Researchers frequently aggregate survey questions to produce latent measures of voters' preferences. Often, these measures are interpreted in the context of the spatial model of voting. We highlight how this spatial interpretation of the standard IRT approach requires strong assumptions, especially when survey items do not impose a direct comparison of policy alternatives and include many ordered (Likert-like) response levels. To show that the manner in which we elicit preferences (i.e. the survey items themselves) can induce violations of these assumptions, we induce incentivized ground-truth multidimensional preferences in a survey setting. Then, using a battery of methods commonly used to project survey responses into an underlying, potentially multidimensional, preference-space, we show that, on the whole, these standard methods fail to accurately describe the true structure of the data. Finally, we develop an approach that explicitly forces comparisons between policies and show that it outperforms extant methods.

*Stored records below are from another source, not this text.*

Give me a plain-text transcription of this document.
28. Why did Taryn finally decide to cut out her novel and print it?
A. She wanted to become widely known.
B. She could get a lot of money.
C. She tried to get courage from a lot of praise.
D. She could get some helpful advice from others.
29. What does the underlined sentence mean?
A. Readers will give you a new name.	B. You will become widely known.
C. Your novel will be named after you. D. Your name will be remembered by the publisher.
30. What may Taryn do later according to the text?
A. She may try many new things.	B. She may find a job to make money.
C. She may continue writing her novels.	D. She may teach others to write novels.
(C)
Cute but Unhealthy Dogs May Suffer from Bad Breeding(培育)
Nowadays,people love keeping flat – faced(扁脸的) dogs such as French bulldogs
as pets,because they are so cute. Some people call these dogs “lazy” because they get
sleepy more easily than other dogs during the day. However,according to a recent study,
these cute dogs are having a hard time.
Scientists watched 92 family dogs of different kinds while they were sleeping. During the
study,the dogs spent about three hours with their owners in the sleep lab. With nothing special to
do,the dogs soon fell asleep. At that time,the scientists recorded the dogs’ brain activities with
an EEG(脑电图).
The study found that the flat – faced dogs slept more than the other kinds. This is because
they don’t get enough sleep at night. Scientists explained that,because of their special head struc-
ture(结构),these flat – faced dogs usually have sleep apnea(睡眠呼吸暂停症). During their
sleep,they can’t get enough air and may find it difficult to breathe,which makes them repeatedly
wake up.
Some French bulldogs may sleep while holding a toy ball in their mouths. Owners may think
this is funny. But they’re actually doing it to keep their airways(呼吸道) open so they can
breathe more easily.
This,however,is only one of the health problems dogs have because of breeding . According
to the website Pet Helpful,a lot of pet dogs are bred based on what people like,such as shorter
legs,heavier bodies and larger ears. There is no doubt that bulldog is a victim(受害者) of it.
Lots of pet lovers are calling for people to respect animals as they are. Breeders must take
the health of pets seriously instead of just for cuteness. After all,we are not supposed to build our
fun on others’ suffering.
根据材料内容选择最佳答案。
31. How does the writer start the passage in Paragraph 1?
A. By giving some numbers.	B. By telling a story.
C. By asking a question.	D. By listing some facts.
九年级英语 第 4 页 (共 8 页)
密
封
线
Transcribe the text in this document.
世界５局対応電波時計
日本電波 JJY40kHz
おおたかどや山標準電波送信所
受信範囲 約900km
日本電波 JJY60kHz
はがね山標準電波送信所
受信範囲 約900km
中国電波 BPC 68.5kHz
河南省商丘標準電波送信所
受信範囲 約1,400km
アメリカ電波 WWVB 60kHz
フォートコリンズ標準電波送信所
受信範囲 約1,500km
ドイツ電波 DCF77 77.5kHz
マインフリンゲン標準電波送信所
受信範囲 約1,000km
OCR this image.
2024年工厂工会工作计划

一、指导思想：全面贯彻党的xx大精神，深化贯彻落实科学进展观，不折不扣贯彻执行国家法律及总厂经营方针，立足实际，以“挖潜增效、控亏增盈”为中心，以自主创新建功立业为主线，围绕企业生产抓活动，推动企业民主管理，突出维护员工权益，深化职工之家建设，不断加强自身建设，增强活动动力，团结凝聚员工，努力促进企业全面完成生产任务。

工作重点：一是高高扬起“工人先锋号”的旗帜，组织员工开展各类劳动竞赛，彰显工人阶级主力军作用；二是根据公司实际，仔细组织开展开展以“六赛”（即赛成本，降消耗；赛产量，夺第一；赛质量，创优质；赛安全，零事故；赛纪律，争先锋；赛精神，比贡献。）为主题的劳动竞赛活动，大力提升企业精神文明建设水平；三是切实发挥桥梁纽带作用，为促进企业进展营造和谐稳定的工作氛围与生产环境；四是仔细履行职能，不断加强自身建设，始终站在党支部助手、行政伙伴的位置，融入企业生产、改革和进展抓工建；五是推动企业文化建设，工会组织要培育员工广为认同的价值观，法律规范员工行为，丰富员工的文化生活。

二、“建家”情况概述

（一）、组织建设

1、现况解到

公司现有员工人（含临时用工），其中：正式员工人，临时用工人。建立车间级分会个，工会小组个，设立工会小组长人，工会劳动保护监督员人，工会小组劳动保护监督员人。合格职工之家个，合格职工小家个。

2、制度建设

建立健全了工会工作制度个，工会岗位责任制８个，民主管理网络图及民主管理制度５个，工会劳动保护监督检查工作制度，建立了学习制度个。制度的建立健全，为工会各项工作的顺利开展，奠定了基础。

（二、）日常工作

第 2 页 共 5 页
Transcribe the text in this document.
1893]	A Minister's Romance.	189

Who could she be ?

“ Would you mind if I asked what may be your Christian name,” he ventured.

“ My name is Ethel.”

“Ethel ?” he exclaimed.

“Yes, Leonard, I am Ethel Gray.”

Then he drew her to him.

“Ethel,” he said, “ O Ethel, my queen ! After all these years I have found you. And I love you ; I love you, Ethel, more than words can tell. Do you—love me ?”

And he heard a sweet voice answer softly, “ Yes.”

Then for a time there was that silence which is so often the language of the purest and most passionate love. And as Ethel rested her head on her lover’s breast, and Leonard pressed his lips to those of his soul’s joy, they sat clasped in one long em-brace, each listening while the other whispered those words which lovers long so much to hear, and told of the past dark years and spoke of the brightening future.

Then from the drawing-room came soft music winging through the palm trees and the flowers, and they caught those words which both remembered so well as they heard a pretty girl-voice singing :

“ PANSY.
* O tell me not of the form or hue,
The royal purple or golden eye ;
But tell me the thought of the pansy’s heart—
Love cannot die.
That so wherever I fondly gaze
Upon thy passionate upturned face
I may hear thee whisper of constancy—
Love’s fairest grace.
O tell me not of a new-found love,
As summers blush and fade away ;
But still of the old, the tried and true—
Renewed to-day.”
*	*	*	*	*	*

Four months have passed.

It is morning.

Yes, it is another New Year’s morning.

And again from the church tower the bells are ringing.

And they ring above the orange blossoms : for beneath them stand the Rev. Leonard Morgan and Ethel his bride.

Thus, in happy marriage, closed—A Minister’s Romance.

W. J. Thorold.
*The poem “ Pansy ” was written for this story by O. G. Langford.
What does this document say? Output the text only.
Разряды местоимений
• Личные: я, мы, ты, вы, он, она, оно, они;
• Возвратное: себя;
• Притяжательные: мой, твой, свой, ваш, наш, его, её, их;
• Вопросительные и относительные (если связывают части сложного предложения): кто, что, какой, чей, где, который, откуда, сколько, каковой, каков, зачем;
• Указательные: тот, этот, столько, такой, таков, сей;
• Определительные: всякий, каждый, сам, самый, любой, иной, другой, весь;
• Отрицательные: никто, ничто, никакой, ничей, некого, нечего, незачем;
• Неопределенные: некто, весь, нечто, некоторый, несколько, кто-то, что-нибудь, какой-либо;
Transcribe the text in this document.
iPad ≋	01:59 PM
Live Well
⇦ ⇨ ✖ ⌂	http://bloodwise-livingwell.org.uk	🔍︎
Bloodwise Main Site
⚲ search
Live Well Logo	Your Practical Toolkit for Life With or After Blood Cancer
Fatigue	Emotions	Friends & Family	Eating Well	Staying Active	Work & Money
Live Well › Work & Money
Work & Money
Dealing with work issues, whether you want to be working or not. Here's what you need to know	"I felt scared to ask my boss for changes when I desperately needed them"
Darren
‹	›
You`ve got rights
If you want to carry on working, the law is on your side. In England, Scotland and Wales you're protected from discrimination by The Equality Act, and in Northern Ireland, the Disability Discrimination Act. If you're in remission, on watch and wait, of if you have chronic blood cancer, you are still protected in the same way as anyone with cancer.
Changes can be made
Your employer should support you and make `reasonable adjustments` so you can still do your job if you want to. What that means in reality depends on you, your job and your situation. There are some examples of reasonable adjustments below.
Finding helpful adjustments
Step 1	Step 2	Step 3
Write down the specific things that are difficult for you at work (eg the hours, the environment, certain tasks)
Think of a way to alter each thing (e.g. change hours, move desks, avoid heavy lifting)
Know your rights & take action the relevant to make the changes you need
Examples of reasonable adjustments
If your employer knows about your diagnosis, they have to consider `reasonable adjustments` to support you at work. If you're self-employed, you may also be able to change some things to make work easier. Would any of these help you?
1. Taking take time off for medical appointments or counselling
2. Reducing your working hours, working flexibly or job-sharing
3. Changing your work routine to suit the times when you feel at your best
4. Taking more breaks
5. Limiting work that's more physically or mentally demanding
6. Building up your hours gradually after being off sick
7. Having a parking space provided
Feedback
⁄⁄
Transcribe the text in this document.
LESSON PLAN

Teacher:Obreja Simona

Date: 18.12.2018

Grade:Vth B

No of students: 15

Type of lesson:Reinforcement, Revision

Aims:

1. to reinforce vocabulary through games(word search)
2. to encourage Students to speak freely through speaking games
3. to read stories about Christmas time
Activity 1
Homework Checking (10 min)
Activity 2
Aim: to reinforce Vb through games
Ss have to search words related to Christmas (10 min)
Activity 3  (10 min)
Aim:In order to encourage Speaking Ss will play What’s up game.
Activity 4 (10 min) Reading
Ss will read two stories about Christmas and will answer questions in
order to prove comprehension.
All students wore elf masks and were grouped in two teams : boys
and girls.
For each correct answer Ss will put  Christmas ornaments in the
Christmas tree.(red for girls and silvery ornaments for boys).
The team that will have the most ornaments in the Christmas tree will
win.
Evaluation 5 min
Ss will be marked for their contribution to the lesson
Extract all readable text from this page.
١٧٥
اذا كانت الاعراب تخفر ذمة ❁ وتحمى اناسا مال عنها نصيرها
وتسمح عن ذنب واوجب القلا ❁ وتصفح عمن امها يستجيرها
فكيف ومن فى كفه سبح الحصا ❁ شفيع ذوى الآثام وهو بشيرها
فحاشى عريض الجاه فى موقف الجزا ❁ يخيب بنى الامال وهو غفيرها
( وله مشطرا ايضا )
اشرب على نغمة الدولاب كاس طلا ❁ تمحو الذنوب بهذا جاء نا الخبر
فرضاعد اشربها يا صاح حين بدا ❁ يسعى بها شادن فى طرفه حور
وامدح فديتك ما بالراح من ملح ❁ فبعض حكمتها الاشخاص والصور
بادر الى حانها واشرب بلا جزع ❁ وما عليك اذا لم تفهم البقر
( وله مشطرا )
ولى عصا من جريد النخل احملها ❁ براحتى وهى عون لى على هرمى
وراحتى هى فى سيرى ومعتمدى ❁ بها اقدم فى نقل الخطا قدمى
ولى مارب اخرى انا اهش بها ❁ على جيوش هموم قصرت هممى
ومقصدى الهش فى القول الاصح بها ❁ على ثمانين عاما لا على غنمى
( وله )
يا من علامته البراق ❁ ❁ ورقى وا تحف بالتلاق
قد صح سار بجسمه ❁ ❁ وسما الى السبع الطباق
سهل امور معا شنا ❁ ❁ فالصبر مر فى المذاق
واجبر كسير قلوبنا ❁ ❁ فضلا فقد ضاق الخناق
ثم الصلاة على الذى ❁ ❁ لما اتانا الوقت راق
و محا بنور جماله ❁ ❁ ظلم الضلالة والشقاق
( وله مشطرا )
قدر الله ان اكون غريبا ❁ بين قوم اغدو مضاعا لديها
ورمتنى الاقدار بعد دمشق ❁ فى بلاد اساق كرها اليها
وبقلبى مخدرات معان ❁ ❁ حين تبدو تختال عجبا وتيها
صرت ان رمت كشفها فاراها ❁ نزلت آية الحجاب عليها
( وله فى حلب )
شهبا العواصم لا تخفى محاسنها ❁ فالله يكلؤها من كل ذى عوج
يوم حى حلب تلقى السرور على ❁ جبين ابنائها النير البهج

Party All the Time? Evaluating the Role of Partisan Redistricting and Measurement Strategies for Racially Polarized Voting

with Mayya Komisarchik and Sidak Yntiso

Academic and legal debates about the consequences of partisan gerrymandering for representation and competitive balance have raged for decades. One common, though rarely studied, argument wielded by the gerrymander's critics holds that ethnic and racial minority communities disproportionately suffer the harms of unfair districting, even if the mapmaker's motivations are primarily partisan. In the first part of this project, we directly test this claim by simulating electorates with varying levels of geographic segregation between minority and non-minority residents and varying assumptions about districters' partisan motivations. We examine how much each of these elements contributes to the existence of racially polarized voting (RPV), majority-minority districts, and the probability that minority voters can elect the candidate they prefer. We show that geographic concentration far outweighs the role that even the most partisan redistricters play in the creation of racially polarized districts. We further use our simulated districts to interrogate the current state-of-the-art approaches to measuring RPV in academic literature and litigation: ecological regression (ER), ecological inference (EI), and multilevel regression and poststratification (MRP). We demonstrate that existing methods—including ecological inference (EI), Multilevel Regression and Poststratification (MRP) and other approaches—frequently fail to reliably identify legally significant vote dilution, often producing results indistinguishable from random chance.

Green Industrial Policy as Presidential Pork? Evidence from the 2024 Presidential Election

with Lawrence Rothenberg

The 117th Congress authorized trillions of dollars in federal spending to rebuild American infrastructure and facilitate clean energy technologies. Many news outlets reported that spending was disproportionately targeted to 2024 Presidential election battleground states, leading critics to accuse the Biden administration of pursuing political gains. By contrast, senior Biden officials emphasized policy objectives such as re-shoring manufacturing jobs lost to trade liberalization, and that monies went to solidly Republican areas. Yet, given the large number of manufacturing communities in rust belt battleground states, re-shoring and political pursuits may have been functionally equivalent. However, following a uniform Republican swing in the 2024 election that included a sweep of swing states, some concluded that any particularistic motivations in allocating expenditures failed to generate increased Democratic support. But, just as monies flowing to battleground areas is not definitive evidence of particularism, a uniform national swing is not evidence of null electoral effects. In this analysis we address both concerns. We investigate issues of particularistic allocation and electoral effects utilizing transaction-level data on federal infrastructure outlays, information on the location, investment amount, and number of jobs created at private manufacturing sites announced under the IRA, and voting returns extending to the precinct-level. We find (1) little support for political targeting of funds, even if monies flowed to swing areas; and (2) some evidence of a causal impact of spending favoring the electoral fortunes of Kamala Harris. Thus, the Biden administration was seemingly pursuing broad policy goals but the expenditure of vast sums had some electoral consequences nonetheless.